In fact, as I have written elsewhere, my main concern today centres on the possibility of systematic risks continuing to be concealed by the administration - witness people like Paul O'Neill, the Treasury secretary, trying to convince the public of the underlying strength and strong fundamentals of the US economy. On June 16, 2002, he said that he didn't know why the markets are where they are today and that, 'eventually it will go back up, perhaps sooner rather than later. There is an unbelievable movement in the market without what I believe to be substantive information.'
In particular, we ought to be concerned about the continuous rapid credit expansion (in 2001, US national income increased by US$179 billion, non-financial credit by US$1.1 trillion, and debts of the financial sector by US$916 billion - in other words, debts grew ten times faster than GDP), the deterioration in the quality of credit (Ford's shareholder equity is down to US$7.4 billion from US$28 billion in 1999, while its debts are up to US$165 billion), the failure to correct the imbalances in the US external accounts, and the gargantuan derivatives exposure of financial institutions, where some accounting time bombs are certain to be set off sooner or later. If the auditors couldn't even identify some relatively unsophisticated accounting tricks, how can we possibly expect them to understand the complexity of proper accounting in the derivatives market?
It is obvious that the US government, with its lackey the Fed, is desperately trying to keep the system from collapsing by 'printing money' (so, whereas GDP increased in 2001 by US$179 billion, broad money supply soared by US$883 billion) and by keeping short-term interest rates artificially low, as well as by subsidising the housing market and consumption through government-sponsored enterprises such as Fannie Mae.
Moreover, there is a high probability that the 'Plunge Protection Team' is intervening from time to time to support the stock market and depress the gold market.

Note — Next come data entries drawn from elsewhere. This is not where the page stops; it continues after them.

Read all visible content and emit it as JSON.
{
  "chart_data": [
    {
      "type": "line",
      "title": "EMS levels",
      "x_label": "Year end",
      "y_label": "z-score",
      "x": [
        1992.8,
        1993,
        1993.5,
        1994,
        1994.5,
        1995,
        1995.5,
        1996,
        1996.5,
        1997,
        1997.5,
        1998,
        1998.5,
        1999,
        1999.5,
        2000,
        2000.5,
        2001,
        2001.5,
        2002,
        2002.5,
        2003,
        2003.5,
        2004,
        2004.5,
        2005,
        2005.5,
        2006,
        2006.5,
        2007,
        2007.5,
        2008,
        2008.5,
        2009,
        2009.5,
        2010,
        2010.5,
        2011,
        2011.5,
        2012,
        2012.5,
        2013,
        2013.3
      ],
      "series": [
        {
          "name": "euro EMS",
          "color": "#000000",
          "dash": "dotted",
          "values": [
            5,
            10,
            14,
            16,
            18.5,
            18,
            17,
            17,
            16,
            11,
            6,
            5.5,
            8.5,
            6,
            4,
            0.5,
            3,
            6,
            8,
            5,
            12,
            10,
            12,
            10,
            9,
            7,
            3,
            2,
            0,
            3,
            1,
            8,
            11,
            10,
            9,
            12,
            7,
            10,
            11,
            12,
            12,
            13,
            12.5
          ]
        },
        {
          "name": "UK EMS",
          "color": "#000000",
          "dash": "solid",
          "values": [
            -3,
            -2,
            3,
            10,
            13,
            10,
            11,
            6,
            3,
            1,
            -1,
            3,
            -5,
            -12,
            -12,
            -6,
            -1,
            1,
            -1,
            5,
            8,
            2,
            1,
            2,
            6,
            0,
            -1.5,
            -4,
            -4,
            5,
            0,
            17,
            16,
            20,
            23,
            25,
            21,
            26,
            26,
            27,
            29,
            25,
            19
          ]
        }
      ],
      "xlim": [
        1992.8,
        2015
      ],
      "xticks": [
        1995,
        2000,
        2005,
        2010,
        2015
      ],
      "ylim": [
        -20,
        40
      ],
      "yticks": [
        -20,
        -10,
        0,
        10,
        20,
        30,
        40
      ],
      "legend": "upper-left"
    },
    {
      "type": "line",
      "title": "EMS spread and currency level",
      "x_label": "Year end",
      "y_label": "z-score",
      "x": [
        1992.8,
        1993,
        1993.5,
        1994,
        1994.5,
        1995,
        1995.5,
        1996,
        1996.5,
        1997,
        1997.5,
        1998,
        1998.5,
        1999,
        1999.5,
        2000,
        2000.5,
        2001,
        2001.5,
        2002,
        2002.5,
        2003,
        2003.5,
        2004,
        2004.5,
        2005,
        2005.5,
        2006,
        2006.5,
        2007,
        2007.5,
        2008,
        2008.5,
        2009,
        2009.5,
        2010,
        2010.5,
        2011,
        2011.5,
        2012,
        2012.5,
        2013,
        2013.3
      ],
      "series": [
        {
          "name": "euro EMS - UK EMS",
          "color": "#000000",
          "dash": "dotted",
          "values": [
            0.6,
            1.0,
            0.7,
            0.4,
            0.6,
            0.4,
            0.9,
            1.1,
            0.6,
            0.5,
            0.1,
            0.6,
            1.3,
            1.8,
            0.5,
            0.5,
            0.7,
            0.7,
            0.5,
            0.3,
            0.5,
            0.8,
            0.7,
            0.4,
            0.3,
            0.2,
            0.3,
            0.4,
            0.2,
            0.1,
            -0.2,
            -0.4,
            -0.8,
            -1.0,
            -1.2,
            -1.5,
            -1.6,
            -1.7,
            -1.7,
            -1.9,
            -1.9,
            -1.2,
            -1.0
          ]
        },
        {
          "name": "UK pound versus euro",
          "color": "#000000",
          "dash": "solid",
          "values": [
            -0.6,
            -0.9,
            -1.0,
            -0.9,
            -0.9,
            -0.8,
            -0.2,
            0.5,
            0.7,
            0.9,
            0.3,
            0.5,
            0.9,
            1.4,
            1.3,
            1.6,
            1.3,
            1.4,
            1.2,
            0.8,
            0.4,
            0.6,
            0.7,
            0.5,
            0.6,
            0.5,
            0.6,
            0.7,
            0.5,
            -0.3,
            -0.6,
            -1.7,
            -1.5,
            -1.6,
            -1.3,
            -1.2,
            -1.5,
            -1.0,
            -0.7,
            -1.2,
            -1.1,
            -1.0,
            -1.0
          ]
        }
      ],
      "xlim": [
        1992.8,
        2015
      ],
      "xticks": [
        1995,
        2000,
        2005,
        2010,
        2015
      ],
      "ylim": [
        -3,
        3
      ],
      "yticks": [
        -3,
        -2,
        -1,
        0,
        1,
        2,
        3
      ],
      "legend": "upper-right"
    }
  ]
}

And while the government is trumpeting for companies to become more transparent, its own transparency and that of its agencies is rapidly heading for the twilight zone.
The problem with this present set of conditions is that it makes forecasting even more difficult, because one is no longer dealing only with economics, the capitalistic system, and the market mechanism, which - while not entirely predictable - are at least understandable.
The current situation is one of continuous statistical revisions, hedonic adjustments (according to Kurt Richebächer of The Richebächer Letter, tel: 1-508-368-7498, for the six months ended March 31, 2002, business spending on computers increased by US$4.9 billion, from US$78.5 billion to US$83.4 billion, but hedonic adjustments turned this minor rise into a major increase of US$44.4 billion, from US$265.7 billion to US$310.1 billion), and repeated interventions in and whitewashing of the true problems of the international capital market and the global economy by governments around the world. But as Friedrich Hayek remarked, 'The more the state 'plans' the more difficult planning becomes for the individual.'
It is in this spirit that I want to warn our readers once again to be extremely skeptical about any forecast including ours. The markets are likely to become rather unpredictable in the short term and even more volatile than they have been in the past few years.
Undoubtedly, the huge monetary injections by central banks around the world (not only in the US but also more recently in Japan) over the last 18 months, and which can be expected to continue ad infinitum given the central bankers' monetarist economic ideologies, will produce from time to time very sharp short-term stock market rallies, but in the long term we can expect more economic maladjustments.
Therefore, economic hardship on an unprecedented scale will eventually follow in the Western industrialized countries and the present bear market is unlikely to end until one or several major financial institutions go bust!